Emily, this content of your article feels “spot on” to me. I look forward to Part 2. Thank you!
Hi Judith, good, this is helpful feedback. I’ve been thinking about trauma in this way for some time but this is the first time I have sat down and tried to articulate it in a coherent organized way. Are you saying you have experienced some of this ‘subtle trauma?’
Dear Emily,
I wish I could express to you how much validation this article gave me. I only wish I had read it 50 years ago! For almost as long as I can remember, I have experienced “the fog” without having any idea what it was. After studying psychology for awhile, I labeled it “dissociating” and considered myself somewhat broken, or neurotic. Now that I’ve been focusing for some time I realize that something in me is acting as a protector. Just learning that has changed my feeling about it significantly. I no longer have worried about being crazy. Your article has deepened my understanding even more and I feel compassion for myself rather than judgment. I grew up having my mother tell me to stop being so sensitive, develop a thicker skin, etc. I’ve been hypersensitive all my life to environments, odors, sound, other peoples’ energies and so forth. It wasn’t until I read about HSP that I began to shift my attitude to consider that perhaps I had a gift.
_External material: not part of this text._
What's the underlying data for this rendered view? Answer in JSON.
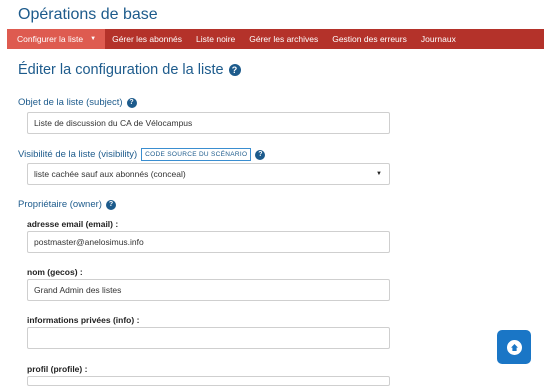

The idea that the fog is a response to trauma opened up a whole new level of appreciation for myself. I can feel the healing that it has brought and a new approach to taking care of myself.
Please accept my deepest gratitude,
Mary
Mary, you are very welcome. “A whole new level of appreciation for myself” is a wonderful thing. Isn’t it amazing information can lift a whole set of beliefs about oneself…
Hi Emily! This is such a great resource for me, especially right now. Thank you for writing this and for making sure I had access to it. You’re the best!
You are welcome Rae. Understanding how this dynamic looks in yourself can really help with self-care.